Poets.org: And what are you reading right now?
greathouse: Oh, I am reading both more than I should be and less than I should be, which I think is the permanent state of working writers. The pile goes on and on. I recently finished Franny Choi’s new book, The World Keeps Ending and the World Goes On. In Full Velvet by Jenny Johnson. Time is the Thing a Body Moves Through by T. Fleischmann. I returned to Not Vanishing by Chrystos, one of my favorite books I read in undergrad. I’m also right now working my way through Poem Bitten by a Man by [Brian] Teare; The Boy in the Labyrinth by Oliver de la Paz. Just finished up Camp Damascus, which is the comedic romance novelist Chuck Tingle’s sudden debut into serious horror writing. And I actually, just before this call, finished reading an arc of brilliant writer and dear friend Julian Randall’s book, The Dead Don’t Need Reminding: In Search of Fugitives, Mississippi and Black TV Nerd Shit, which might be my favorite book of nonfiction I’ve read in at least a couple of years.
Poets.org: Those who subscribe to Poem-a-Day will know that Brian Teare served as the Poem-a-Day Guest Editor in June 2023, and Oliver de la Paz was Poem-a-Day Guest Editor in October 2019, a Poet Laureate Fellow in 2023, and was featured in our interview series enjambments in July 2023. Torrin, what are you working on now in your writing, teaching, and publishing life?

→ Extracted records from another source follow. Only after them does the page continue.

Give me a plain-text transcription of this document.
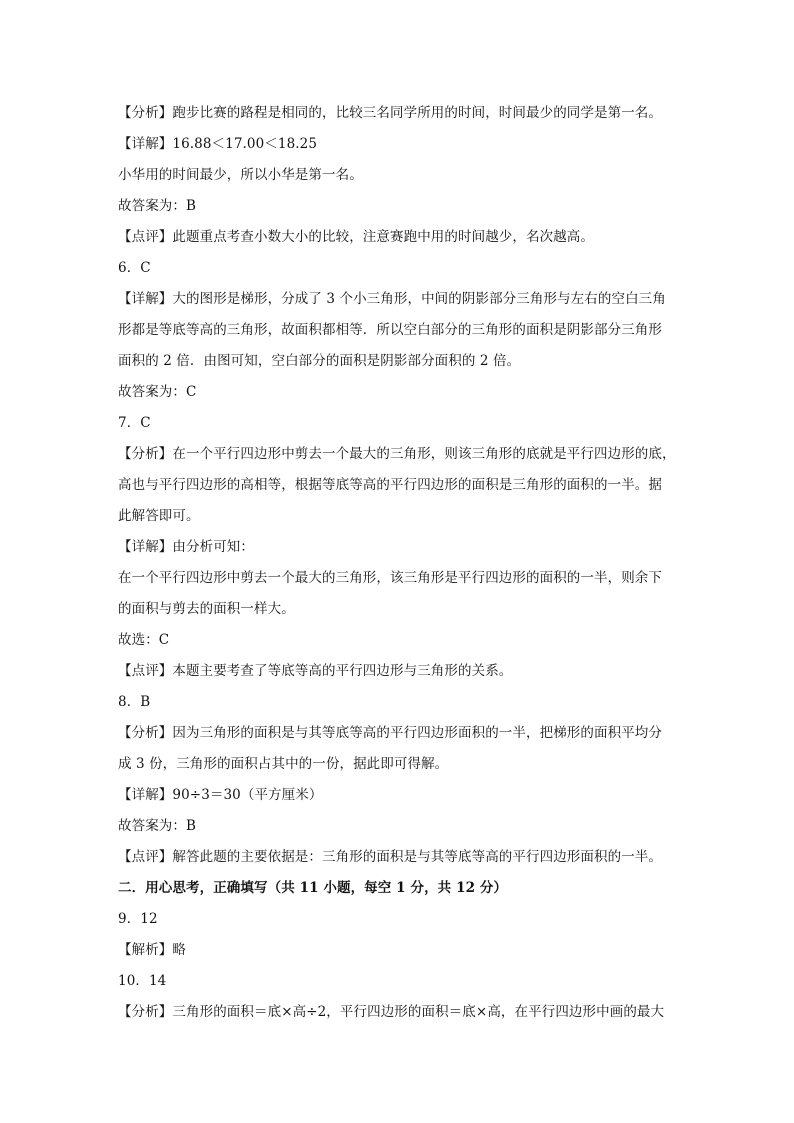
【分析】跑步比赛的路程是相同的，比较三名同学所用的时间，时间最少的同学是第一名。
【详解】16.88＜17.00＜18.25
小华用的时间最少，所以小华是第一名。
故答案为：B
【点评】此题重点考查小数大小的比较，注意赛跑中用的时间越少，名次越高。
6．C
【详解】大的图形是梯形，分成了 3 个小三角形，中间的阴影部分三角形与左右的空白三角
形都是等底等高的三角形，故面积都相等．所以空白部分的三角形的面积是阴影部分三角形
面积的 2 倍．由图可知，空白部分的面积是阴影部分面积的 2 倍。
故答案为：C
7．C
【分析】在一个平行四边形中剪去一个最大的三角形，则该三角形的底就是平行四边形的底，
高也与平行四边形的高相等，根据等底等高的平行四边形的面积是三角形的面积的一半。据
此解答即可。
【详解】由分析可知：
在一个平行四边形中剪去一个最大的三角形，该三角形是平行四边形的面积的一半，则余下
的面积与剪去的面积一样大。
故选：C
【点评】本题主要考查了等底等高的平行四边形与三角形的关系。
8．B
【分析】因为三角形的面积是与其等底等高的平行四边形面积的一半，把梯形的面积平均分
成 3 份，三角形的面积占其中的一份，据此即可得解。
【详解】90÷3＝30（平方厘米）
故答案为：B
【点评】解答此题的主要依据是：三角形的面积是与其等底等高的平行四边形面积的一半。
二．用心思考，正确填写（共 11 小题，每空 1 分，共 12 分）
9．12
【解析】略
10．14
【分析】三角形的面积＝底×高÷2，平行四边形的面积＝底×高，在平行四边形中画的最大
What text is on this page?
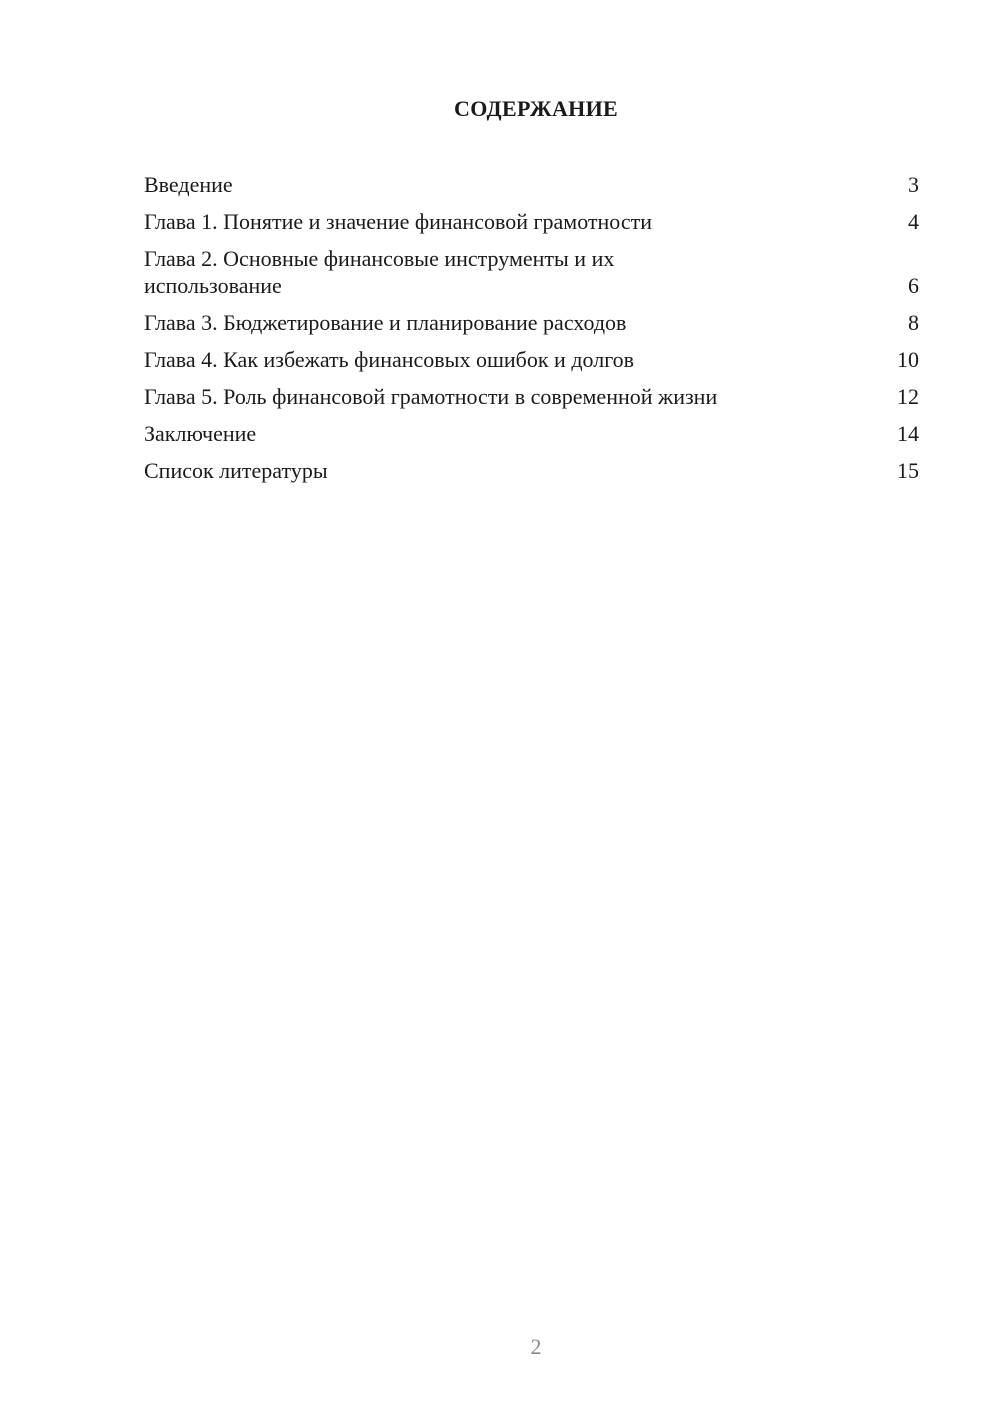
СОДЕРЖАНИЕ
Введение	3
Глава 1. Понятие и значение финансовой грамотности	4
Глава 2. Основные финансовые инструменты и их использование	6
Глава 3. Бюджетирование и планирование расходов	8
Глава 4. Как избежать финансовых ошибок и долгов	10
Глава 5. Роль финансовой грамотности в современной жизни	12
Заключение	14
Список литературы	15
2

greathouse: Well, it’s kind of an inflection point. The second book, Deed, is coming out so soon. I’m not quite sure exactly when this interview will drop, but as we record it now in the beginning of, I have to check the calendar to remember what month it is, in the beginning of May, it’s about, June, July, August.… So, oh my goodness, it’s about three months until this book comes out. And so I’ve been taking some time to slow down, tinker with some new projects. I’m in the initial phases of a third collection of poems, which really for me is, I feel like I did the thing that my first two books do. I took it as far as it could go, and so it’s really a departure. And this is a collection tentatively titled “The Museum of.” It’s a collection of speculative ekphrases of art that doesn’t actually exist, in a fictional museum that doesn’t exist and can only be visited in your dreams or on the verge of death. And they’re all prose poems because I got sick of line breaks and I decided to abandon them for a whole book.
I’m also working on a collection of craft essays titled “Blood on My Back Teeth,” on excess obsession and failure. In addition to this creative work, you know, I’m also currently working [on] teaching and mentoring poets as part of the Rainier Writing Workshop, which is the low-residency MFA at Pacific Lutheran University.
Poets.org: That new work sounds exciting, and I think your book is going to drop around the same time that this interview does because this interview will be released in early July. Okay? Thank you so much for joining me today. This has been great.
greathouse: Yeah, thank you so much for having me.